19 differential expression genes (DEGs) related to OSLM were identified. Based on 19 DEGs that were strongly influenced by OSLM, PCOS patients were stratified into two distinct clusters, designated Cluster 1 and Cluster 2. Distinct differences in the immune cell proportions existed in normal and two PCOS clusters. The random forest showed the best results, with the least cross-entropy and the utmost AUC (cross-entropy: 0.111 AUC: 0.960). Among the 19 OSLM-related genes, CXCR1, ACP5, CEACAM3, S1PR4, and TCF7 were identified by a Bayesian network and had a good fit with PCOS disease risk by the nomogram (AUC: 0.990 CI: 0.968-1.000). TUNEL assays revealed more severe DNA damage within the ovarian granule cells of PCOS mice than in those of normal mice (P < 0.001). The RNA and protein expression levels of the five hub genes were significantly elevated in PCOS mice, which was consistent with the results of the bioinformatics analyses.
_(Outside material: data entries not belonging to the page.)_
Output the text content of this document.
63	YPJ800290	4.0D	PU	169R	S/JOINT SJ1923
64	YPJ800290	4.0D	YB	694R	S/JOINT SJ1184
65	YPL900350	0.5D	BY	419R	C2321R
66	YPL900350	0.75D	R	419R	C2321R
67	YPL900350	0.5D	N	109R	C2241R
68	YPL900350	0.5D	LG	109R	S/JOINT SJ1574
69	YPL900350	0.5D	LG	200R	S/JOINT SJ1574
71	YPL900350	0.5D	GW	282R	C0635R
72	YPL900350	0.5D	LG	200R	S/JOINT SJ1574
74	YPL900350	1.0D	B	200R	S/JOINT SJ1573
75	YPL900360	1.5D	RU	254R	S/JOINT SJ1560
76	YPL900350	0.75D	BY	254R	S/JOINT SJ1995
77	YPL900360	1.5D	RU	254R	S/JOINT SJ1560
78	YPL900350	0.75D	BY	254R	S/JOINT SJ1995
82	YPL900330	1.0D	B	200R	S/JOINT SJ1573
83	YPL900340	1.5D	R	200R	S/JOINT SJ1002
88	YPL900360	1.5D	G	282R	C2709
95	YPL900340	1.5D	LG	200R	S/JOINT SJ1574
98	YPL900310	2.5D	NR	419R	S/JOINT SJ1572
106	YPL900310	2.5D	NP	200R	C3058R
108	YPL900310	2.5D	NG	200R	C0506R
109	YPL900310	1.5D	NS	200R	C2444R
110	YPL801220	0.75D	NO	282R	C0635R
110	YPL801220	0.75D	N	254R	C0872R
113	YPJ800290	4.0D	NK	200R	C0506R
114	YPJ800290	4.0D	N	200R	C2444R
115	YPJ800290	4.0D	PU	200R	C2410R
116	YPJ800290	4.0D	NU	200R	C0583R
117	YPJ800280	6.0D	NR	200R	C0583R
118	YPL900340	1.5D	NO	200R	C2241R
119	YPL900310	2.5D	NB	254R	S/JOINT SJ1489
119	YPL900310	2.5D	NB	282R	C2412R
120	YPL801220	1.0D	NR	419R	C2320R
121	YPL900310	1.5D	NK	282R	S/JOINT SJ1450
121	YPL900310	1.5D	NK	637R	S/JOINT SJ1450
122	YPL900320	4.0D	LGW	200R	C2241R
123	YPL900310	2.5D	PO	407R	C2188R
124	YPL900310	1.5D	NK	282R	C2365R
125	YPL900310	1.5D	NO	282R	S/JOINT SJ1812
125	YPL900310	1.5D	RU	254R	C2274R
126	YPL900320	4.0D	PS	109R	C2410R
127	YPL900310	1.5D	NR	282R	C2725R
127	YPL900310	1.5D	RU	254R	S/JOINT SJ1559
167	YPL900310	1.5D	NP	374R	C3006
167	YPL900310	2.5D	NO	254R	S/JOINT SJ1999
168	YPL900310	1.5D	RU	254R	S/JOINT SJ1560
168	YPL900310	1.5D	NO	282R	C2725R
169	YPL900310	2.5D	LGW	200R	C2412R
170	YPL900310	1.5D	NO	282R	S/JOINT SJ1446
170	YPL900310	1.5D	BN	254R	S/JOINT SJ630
A novel predictive model was constructed for PCOS patients and five hub genes were identified as potential biomarkers to offer novel insights into clinical diagnostic strategies for PCOS.
氧化应激和脂质代谢(OSLM)途径的变化在多囊卵巢综合征(PCOS)的发病机制和发展中起着重要作用。因此,对与 OSLM 相关的基因进行了系统分析,以鉴定分子簇并探索有助于 PCOS 诊断的新生物标志物。
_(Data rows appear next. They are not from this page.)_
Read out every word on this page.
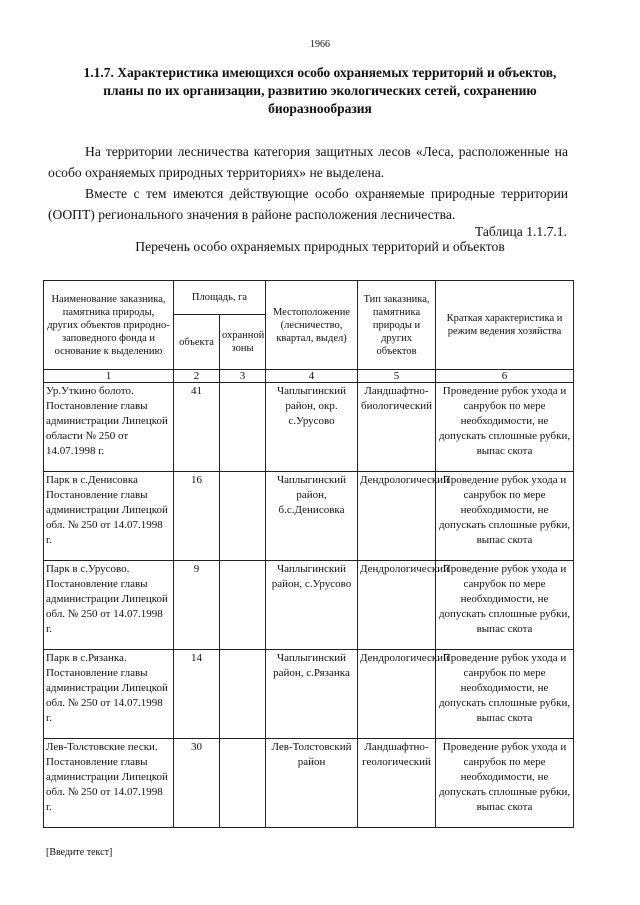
1966
1.1.7. Характеристика имеющихся особо охраняемых территорий и объектов, планы по их организации, развитию экологических сетей, сохранению биоразнообразия

На территории лесничества категория защитных лесов «Леса, расположенные на особо охраняемых природных территориях» не выделена.

Вместе с тем имеются действующие особо охраняемые природные территории (ООПТ) регионального значения в районе расположения лесничества.

Таблица 1.1.7.1.
Перечень особо охраняемых природных территорий и объектов
Наименование заказника, памятника природы, других объектов природно-заповедного фонда и основание к выделению	Площадь, га		Местоположение (лесничество, квартал, выдел)	Тип заказника, памятника природы и других объектов	Краткая характеристика и режим ведения хозяйства
	объекта	охранной зоны			
1	2	3	4	5	6
Ур.Уткино болото. Постановление главы администрации Липецкой области № 250 от 14.07.1998 г.	41		Чаплыгинский район, окр. с.Урусово	Ландшафтно-биологический	Проведение рубок ухода и санрубок по мере необходимости, не допускать сплошные рубки, выпас скота
Парк в с.Денисовка Постановление главы администрации Липецкой обл. № 250 от 14.07.1998 г.	16		Чаплыгинский район, б.с.Денисовка	Дендрологический	Проведение рубок ухода и санрубок по мере необходимости, не допускать сплошные рубки, выпас скота
Парк в с.Урусово. Постановление главы администрации Липецкой обл. № 250 от 14.07.1998 г.	9		Чаплыгинский район, с.Урусово	Дендрологический	Проведение рубок ухода и санрубок по мере необходимости, не допускать сплошные рубки, выпас скота
Парк в с.Рязанка. Постановление главы администрации Липецкой обл. № 250 от 14.07.1998 г.	14		Чаплыгинский район, с.Рязанка	Дендрологический	Проведение рубок ухода и санрубок по мере необходимости, не допускать сплошные рубки, выпас скота
Лев-Толстовские пески. Постановление главы администрации Липецкой обл. № 250 от 14.07.1998 г.	30		Лев-Толстовский район	Ландшафтно-геологический	Проведение рубок ухода и санрубок по мере необходимости, не допускать сплошные рубки, выпас скота
[Введите текст]
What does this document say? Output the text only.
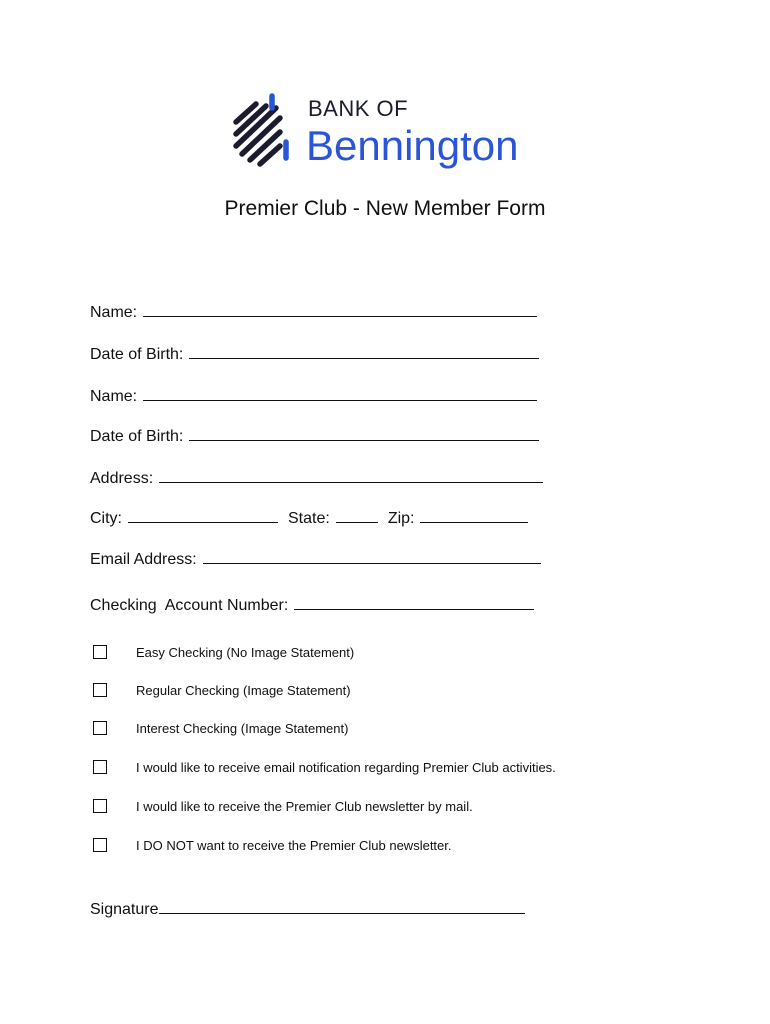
BANK OF
Bennington
Premier Club - New Member Form
Name:
Date of Birth:
Name:
Date of Birth:
Address:
City:	State:	Zip:
Email Address:
Checking  Account Number:
Easy Checking (No Image Statement)
Regular Checking (Image Statement)
Interest Checking (Image Statement)
I would like to receive email notification regarding Premier Club activities.
I would like to receive the Premier Club newsletter by mail.
I DO NOT want to receive the Premier Club newsletter.
Signature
从 GEO 数据库(GSE34526、GSE95728 和 GSE106724)中获取了 22 名 PCOS 女性和 14 名正常女性的基因表达和临床数据。共识聚类确定了与 OSLM 相关的分子簇,WGCNA 揭示了共表达模式。使用 CIBERSORT 算法定量评估免疫微环境。随后应用多种机器学习模型和连接图分析来探索 PCOS 的潜在生物标志物,并使用列线图开发 PCOS 的多基因预测模型。最后,在 PCOS 小鼠模型中,使用 TUNEL、qRT-PCR、western blot 和 IHC 检测初步验证了 PCOS 的 OSLM 状态和枢纽基因表达谱。
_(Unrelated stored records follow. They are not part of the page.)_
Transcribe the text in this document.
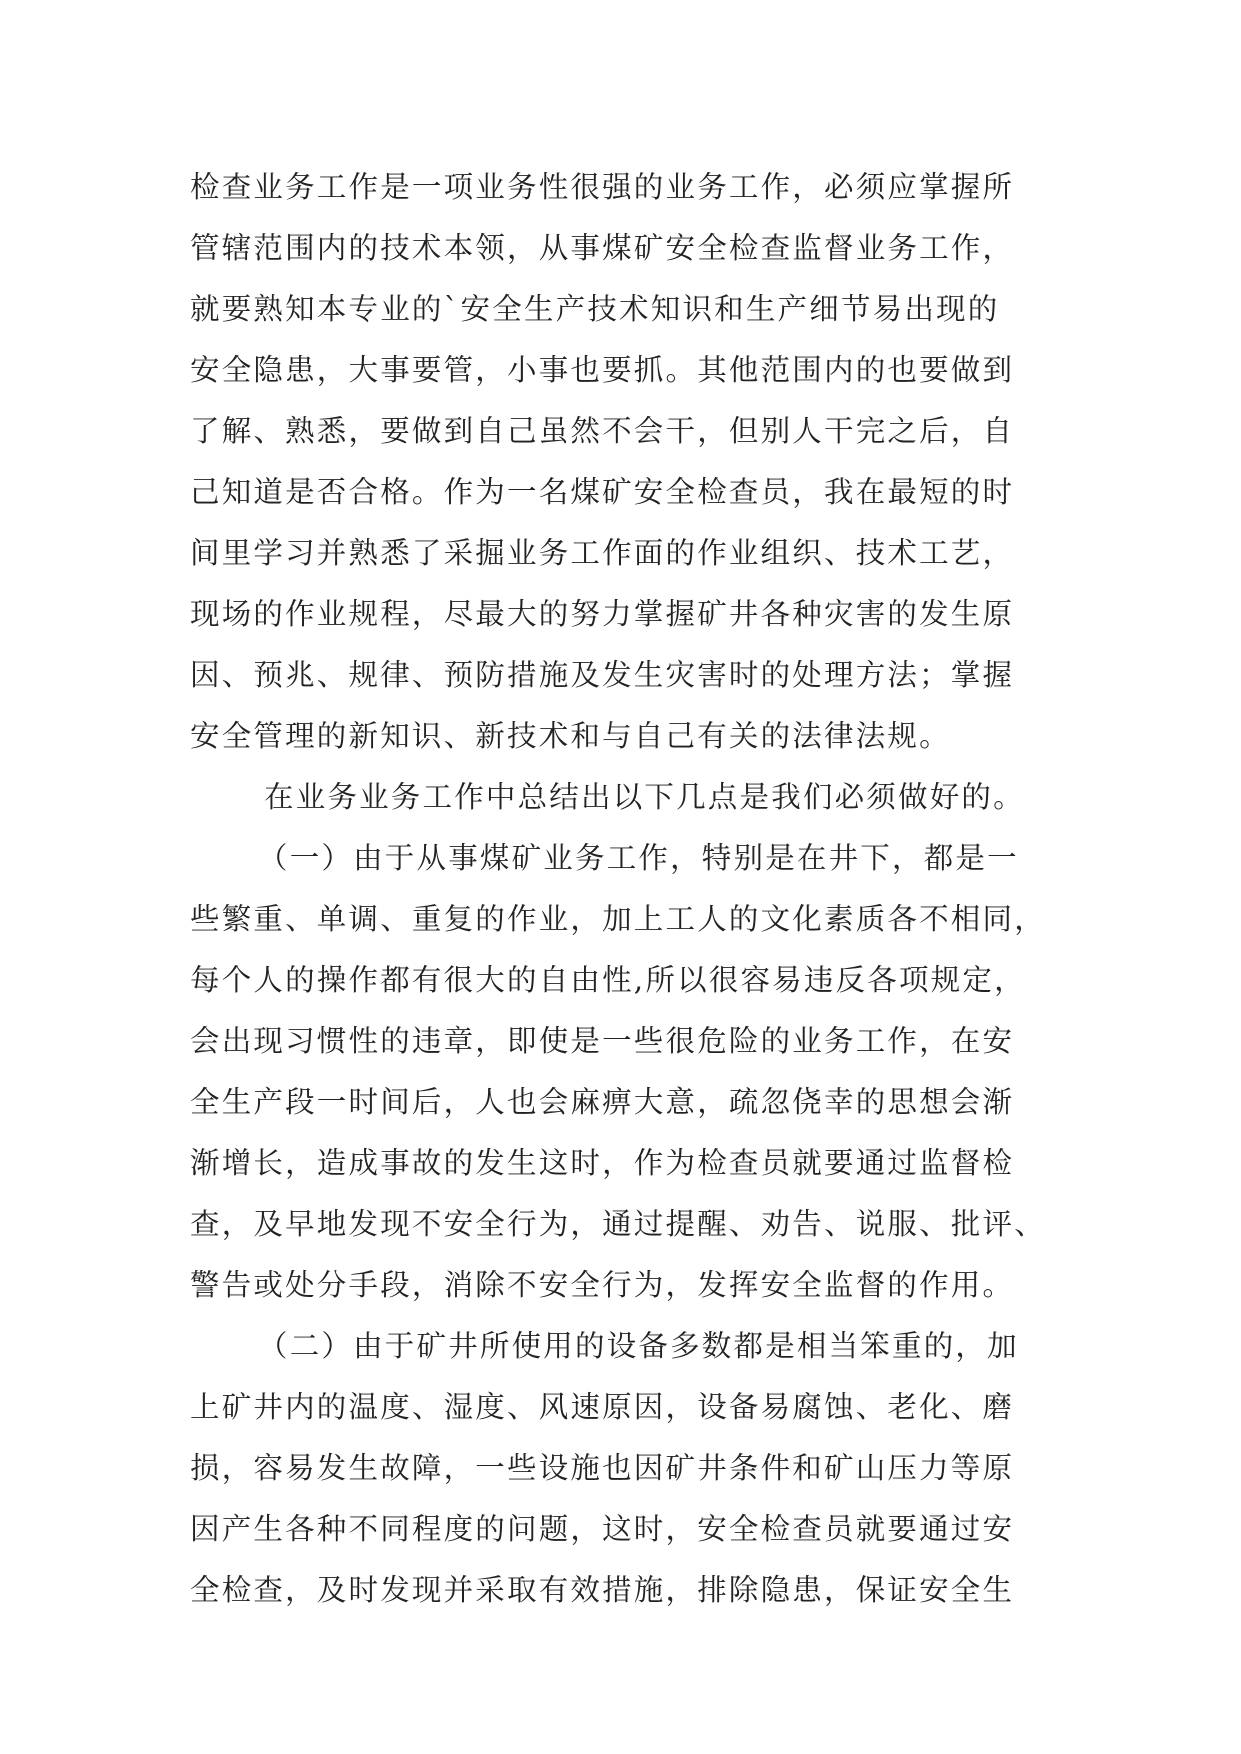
检查业务工作是一项业务性很强的业务工作，必须应掌握所
管辖范围内的技术本领，从事煤矿安全检查监督业务工作，
就要熟知本专业的`安全生产技术知识和生产细节易出现的
安全隐患，大事要管，小事也要抓。其他范围内的也要做到
了解、熟悉，要做到自己虽然不会干，但别人干完之后，自
己知道是否合格。作为一名煤矿安全检查员，我在最短的时
间里学习并熟悉了采掘业务工作面的作业组织、技术工艺，
现场的作业规程，尽最大的努力掌握矿井各种灾害的发生原
因、预兆、规律、预防措施及发生灾害时的处理方法；掌握
安全管理的新知识、新技术和与自己有关的法律法规。
在业务业务工作中总结出以下几点是我们必须做好的。
（一）由于从事煤矿业务工作，特别是在井下，都是一
些繁重、单调、重复的作业，加上工人的文化素质各不相同，
每个人的操作都有很大的自由性,所以很容易违反各项规定，
会出现习惯性的违章，即使是一些很危险的业务工作，在安
全生产段一时间后，人也会麻痹大意，疏忽侥幸的思想会渐
渐增长，造成事故的发生这时，作为检查员就要通过监督检
查，及早地发现不安全行为，通过提醒、劝告、说服、批评、
警告或处分手段，消除不安全行为，发挥安全监督的作用。
（二）由于矿井所使用的设备多数都是相当笨重的，加
上矿井内的温度、湿度、风速原因，设备易腐蚀、老化、磨
损，容易发生故障，一些设施也因矿井条件和矿山压力等原
因产生各种不同程度的问题，这时，安全检查员就要通过安
全检查，及时发现并采取有效措施，排除隐患，保证安全生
确定了 19 个与 OSLM 相关的差异表达基因(DEGs)。基于受 OSLM 强烈影响的 19 个 DEGs,将 PCOS 患者分为两个不同的簇,分别命名为簇 1 和簇 2。正常组和两组 PCOS 簇的免疫细胞比例存在明显差异。随机森林的结果最好,交叉熵最小,AUC 最大(交叉熵:0.111 AUC:0.960)。在 19 个 OSLM 相关基因中,通过贝叶斯网络鉴定出 CXCR1、ACP5、CEACAM3、S1PR4 和 TCF7,并通过列线图预测与 PCOS 疾病风险具有良好的拟合度(AUC:0.990 CI:0.968-1.000)。TUNEL 检测显示,PCOS 小鼠卵巢颗粒细胞的 DNA 损伤比正常小鼠更严重(P<0.001)。在 PCOS 小鼠中,五个枢纽基因的 RNA 和蛋白表达水平均显著升高,与生物信息学分析结果一致。
构建了一种新的 PCOS 患者预测模型,并确定了五个枢纽基因作为潜在的生物标志物,为 PCOS 的临床诊断策略提供了新的见解。